Ce n'est pas évident à deviner à partir du titre, mais cette pièce est une nouvelle fois consacrée aux Labdacides – cette tragique famille régnante de Thèbes au moins aussi défavorisée par l'attention des dieux que les Atrides.
Cette fois-ci, et même si elle est centrée sur le conflit entre les fils d'Oedipe, Étéocle et Polynice, la pièce balaie l'ensemble des événements qui s'acharnent sur la famille, soit dans le corps du récit, soit contés par le choeur. A peu près tout y passe : la prophétie indiquant à Laïos qu'il n'a pas intérêt à avoir un fils, la naissance d'Oedipe malgré tout et son éloignement immédiat de Thèbes, Oedipe qui tue son père Laïos sans le savoir, sauve Thèbes de la Sphinge et épouse sa mère Jocaste avec laquelle il a deux fils et deux filles, Oedipe qui renonce au trône et se crève les yeux quand ce qu'il a fait est révélé, son fils Polynice banni par Étéocle qui revient assiéger Thèbes avec l'aide des Argiens, la bataille des Sept contre Thèbes et les deux frères qui s'entretuent,
Antigone fille d'Oedipe qui s'oppose à ce que Polynice soit privé de sépulture et qui quitte Thèbes en accompagnant son vieux père.

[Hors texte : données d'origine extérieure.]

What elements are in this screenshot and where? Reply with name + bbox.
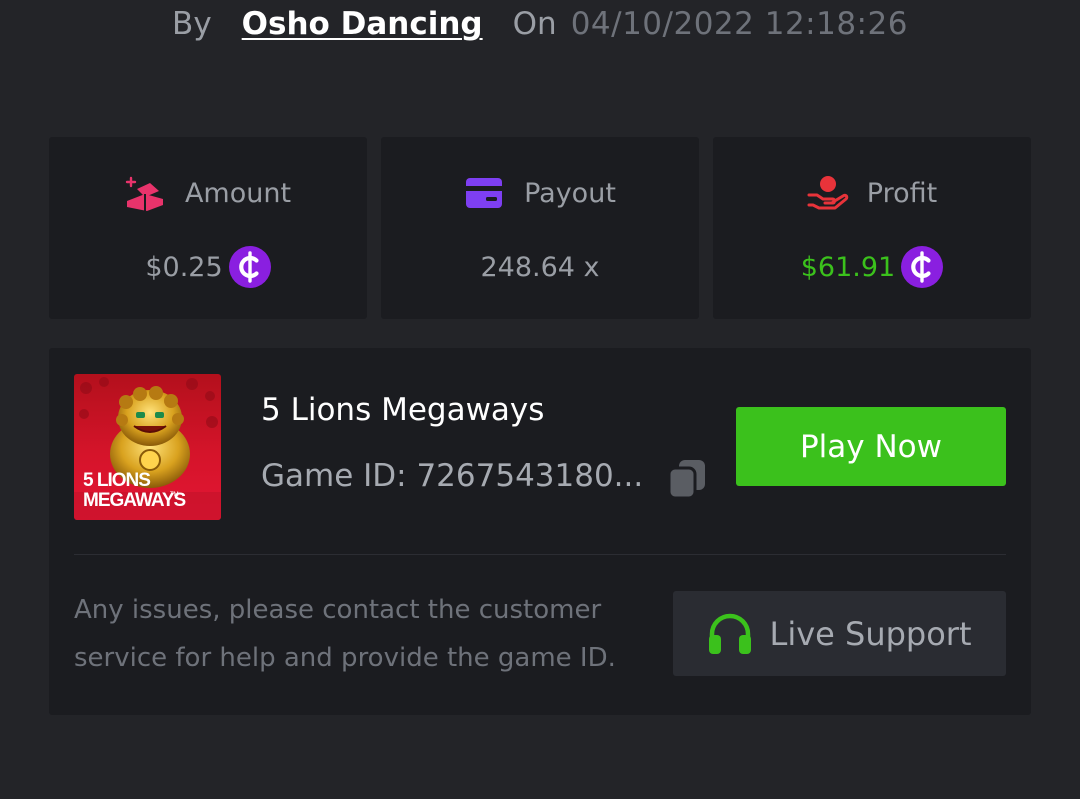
profit-card: Profit $61.91 [713,137,1031,319]
copy-icon[interactable] [667,458,707,500]
amount-card: Amount $0.25 [49,137,367,319]
payout-card: Payout 248.64 x [381,137,699,319]
bet-datetime: 04/10/2022 12:18:26 [570,6,908,42]
payout-value: 248.64 x [480,251,600,283]
game-title: 5 Lions Megaways [261,392,545,428]
game-id: Game ID: 7267543180... [261,458,644,494]
game-panel: 5 LIONS MEGAWAYS TM 5 Lions Megaways Gam… [49,348,1031,715]
game-thumbnail[interactable]: 5 LIONS MEGAWAYS TM [74,374,221,520]
amount-value: $0.25 [145,251,223,283]
bet-byline: By Osho Dancing On 04/10/2022 12:18:26 [0,2,1080,46]
thumb-text-line1: 5 LIONS [83,470,150,491]
by-label: By [172,6,212,42]
hand-money-icon [807,175,849,211]
cent-coin-icon [228,246,271,288]
live-support-button[interactable]: Live Support [673,591,1006,676]
profit-label-row: Profit [713,175,1031,211]
amount-label-row: Amount [49,175,367,211]
card-icon [464,175,506,211]
play-now-button[interactable]: Play Now [736,407,1006,486]
divider [74,554,1006,555]
payout-label-row: Payout [381,175,699,211]
amount-value-row: $0.25 [49,245,367,289]
payout-value-row: 248.64 x [381,245,699,289]
profit-value: $61.91 [800,251,896,283]
username-link[interactable]: Osho Dancing [242,6,483,42]
profit-value-row: $61.91 [713,245,1031,289]
profit-label: Profit [866,177,938,209]
thumb-text-badge: TM [170,492,179,498]
support-message: Any issues, please contact the customer … [74,595,616,673]
amount-label: Amount [184,177,292,209]
headset-icon [707,611,753,657]
live-support-label: Live Support [769,614,972,653]
payout-label: Payout [524,177,616,209]
coin-stack-icon [125,175,167,211]
cent-coin-icon [901,246,944,288]
on-label: On [512,6,557,42]
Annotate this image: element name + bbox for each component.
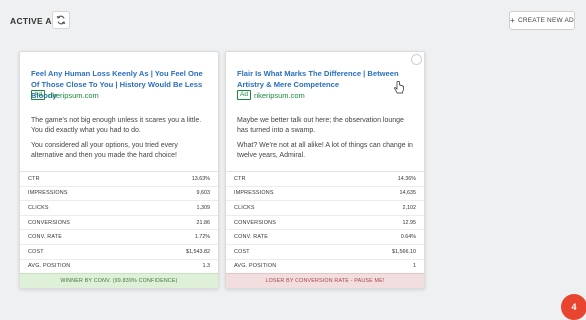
stat-row-clicks: CLICKS 2,102 (226, 201, 424, 216)
stat-label: CONVERSIONS (28, 219, 71, 226)
create-new-ad-label: CREATE NEW AD (517, 17, 574, 24)
winner-status-bar: WINNER BY CONV. (99.839% CONFIDENCE) (20, 273, 218, 288)
stat-label: CLICKS (234, 204, 255, 211)
stat-label: IMPRESSIONS (234, 190, 274, 197)
stat-value: 21.86 (196, 219, 211, 226)
stat-label: AVG. POSITION (28, 263, 71, 270)
stat-value: 1.3 (202, 263, 211, 270)
stat-value: 1,309 (196, 204, 211, 211)
ad-card-1[interactable]: Feel Any Human Loss Keenly As | You Feel… (19, 51, 219, 289)
stat-row-conv-rate: CONV. RATE 1.72% (20, 230, 218, 245)
top-bar: ACTIVE ADS + CREATE NEW AD (0, 0, 586, 44)
stat-value: 2,102 (402, 204, 417, 211)
ad-headline[interactable]: Flair Is What Marks The Difference | Bet… (237, 68, 417, 90)
stat-value: 14,635 (399, 190, 417, 197)
refresh-button[interactable] (52, 11, 70, 29)
ad-badge: Ad (237, 90, 251, 100)
create-new-ad-button[interactable]: + CREATE NEW AD (509, 11, 575, 30)
stat-row-conversions: CONVERSIONS 21.86 (20, 216, 218, 231)
stat-row-avg-position: AVG. POSITION 1.3 (20, 260, 218, 275)
stat-value: 1.72% (194, 234, 210, 241)
stat-row-conversions: CONVERSIONS 12.95 (226, 216, 424, 231)
stat-value: 14.36% (397, 175, 416, 182)
stat-value: 1 (413, 263, 416, 270)
plus-icon: + (510, 15, 515, 25)
stat-row-cost: COST $1,566.10 (226, 245, 424, 260)
loser-status-bar: LOSER BY CONVERSION RATE - PAUSE ME! (226, 273, 424, 288)
stat-value: 12.95 (402, 219, 417, 226)
stat-label: AVG. POSITION (234, 263, 277, 270)
refresh-icon (56, 15, 66, 25)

Ouf ! Je reprends mon souffle.
Faire rentrer tout ça dans une seule pièce est une gageure. La pièce en devient surchargée. La préface déclare d'ailleurs que l'hypothèse existe selon laquelle la dernière partie de la pièce – dans laquelle
Antigone joue son rôle – a été ajoutée par d'autres qu'
Euripide. Certains dialogues bénéficient d'un rythme endiablé, comme ceux mettant Étéocle et Polynice face à face ou la description de la bataille par les messagers. D'autres sont au contraire ennuyeux, comme la litanie décrivant par le menu les Sept et leurs adversaires thébains, personnages oubliés dès que mentionnés.
Euripide a souhaité de plus ajouter ou modifier des événements racontés par ses prédécesseurs : Jocaste ne s'est pas tuée lorsqu'elle a compris l'inceste qu'elle et Oedipe ont perpétré (
Sophocle) ; elle tente ici de rabibocher ses deux fils et se tue lorsque ceux-ci ont fini de s'entretuer. On a également un sacrifice, celui Ménécée fils de Créon, exigé par certains dieux pour assurer la victoire des thébains ; un événement à la Iphigénie qui alourdit inutilement la pièce. La pièce synthétique des Labdacides finit par devenir un fourre-tout.
Suite à ma lecture de la Guerre du Péloponnèse de Hanson, je me sens obligé de regarder le texte sous un angle politique. La pièce est donnée peu d'années avant la fin de la guerre, alors qu'Athènes, bien que dans une situation compliquée, n'a pas perdu son combat contre Sparte et, justement, Thèbes. le sacrifice de Ménécée pour sauver sa cité et sa tirade prend un sens selon cet angle, pour revigorer le nationalisme des athéniens. Je suis également tenté de faire un parallèle entre le traitement positif accordé à Polynice – thébain banni qui se tourne contre sa cité tout en cherchant à la libérer de son frère – et Alcibiade, stratège athénien condamné par son peuple suite aux déconvenues de l'expédition de Sicile, passé à Sparte puis cherchant à se rapprocher à nouveau d'Athènes.
Au final, si cette pièce synthétise l'aventure des Labdacides et est intéressante à lire pour cela, elle est loin d'égaler
Oedipe-roi,
Antigone ou Les Sept Contre Thèbes en terme d'art théâtral. C'est en tout cas mon ressenti.